For every CPU, including logical CPUs implemented via Hyper-Threading, found in the system the Linux kernel will create a subdir under /sys/devices/system/cpu/cpu?/ cpufreq.

[root]# ls /sys/devices/system/cpu
cpu0 cpu1 cpu2 cpu3 cpu4 cpu5 cpu6 cpu7 sched_mc_power_savings
[root]# ls /sys/devices/system/cpu/cpu0/cpufreq
affected_cpus cpuinfo_max_freq scaling_available_frequencies scaling_cur_freq scaling_governor scaling_min_freq
cpuinfo_cur_freq cpuinfo_min_freq scaling_available_governors scaling_driver scaling_max_freq scaling_setspeed

These files can be read/write using standard Unix methods. On a shell the system administrator can use cat {filename} and echo {value} > {filename} to do all necessary changes.
Readable files include:

  • scaling_driver: low-level CPU-specific driver currently in use
  • scaling_available_frequencies: list of all the frequencies supported on this processor (all frequency values are in KHz
  • scaling_available_governors: lists all the governors that can be used in this system

The following files allow read and write access. While read gives the current settings, only specific values are allowed for write. Allowed values can be found by reading from the files in the previous paragraph.

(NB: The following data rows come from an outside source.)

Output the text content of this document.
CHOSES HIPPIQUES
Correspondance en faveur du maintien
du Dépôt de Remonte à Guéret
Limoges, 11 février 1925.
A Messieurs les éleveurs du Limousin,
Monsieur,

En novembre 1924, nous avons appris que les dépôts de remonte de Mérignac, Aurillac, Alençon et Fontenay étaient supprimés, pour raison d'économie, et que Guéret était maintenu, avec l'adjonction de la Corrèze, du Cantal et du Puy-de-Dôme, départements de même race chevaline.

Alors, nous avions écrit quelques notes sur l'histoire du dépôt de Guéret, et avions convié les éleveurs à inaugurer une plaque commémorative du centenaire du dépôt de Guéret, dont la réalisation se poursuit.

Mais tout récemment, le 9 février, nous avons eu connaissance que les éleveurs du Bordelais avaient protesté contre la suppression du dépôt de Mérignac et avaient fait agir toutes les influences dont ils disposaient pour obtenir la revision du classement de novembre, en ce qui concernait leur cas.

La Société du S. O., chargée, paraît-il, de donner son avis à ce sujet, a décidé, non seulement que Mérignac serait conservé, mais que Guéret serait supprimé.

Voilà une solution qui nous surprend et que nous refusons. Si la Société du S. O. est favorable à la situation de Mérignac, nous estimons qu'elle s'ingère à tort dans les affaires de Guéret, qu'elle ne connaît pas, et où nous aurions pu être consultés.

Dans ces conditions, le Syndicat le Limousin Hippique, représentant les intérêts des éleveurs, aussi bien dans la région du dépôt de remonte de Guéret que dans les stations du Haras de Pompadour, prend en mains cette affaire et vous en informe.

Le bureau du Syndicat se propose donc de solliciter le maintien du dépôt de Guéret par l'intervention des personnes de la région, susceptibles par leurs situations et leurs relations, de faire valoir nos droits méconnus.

  • scaling_governor: current policy governor being used
  • scaling_cur_freq: provides an interface to get the current frequency
  • scaling_max_freq: limits maximum frequency that can be set by the governor
  • scaling_min_freq: limits minimum frequency that can be set by the governor
  • scaling_setspeed: available only if governor is set to userspace; if set, writing a value from scaling_available_frequencies will change the CPU frequency accordingly.

Redhat Enterprise 5 employs this interface (userpace governor and scaling_setspeed file) to control the emand based frequency switching with the user-level daemon cpuspeed.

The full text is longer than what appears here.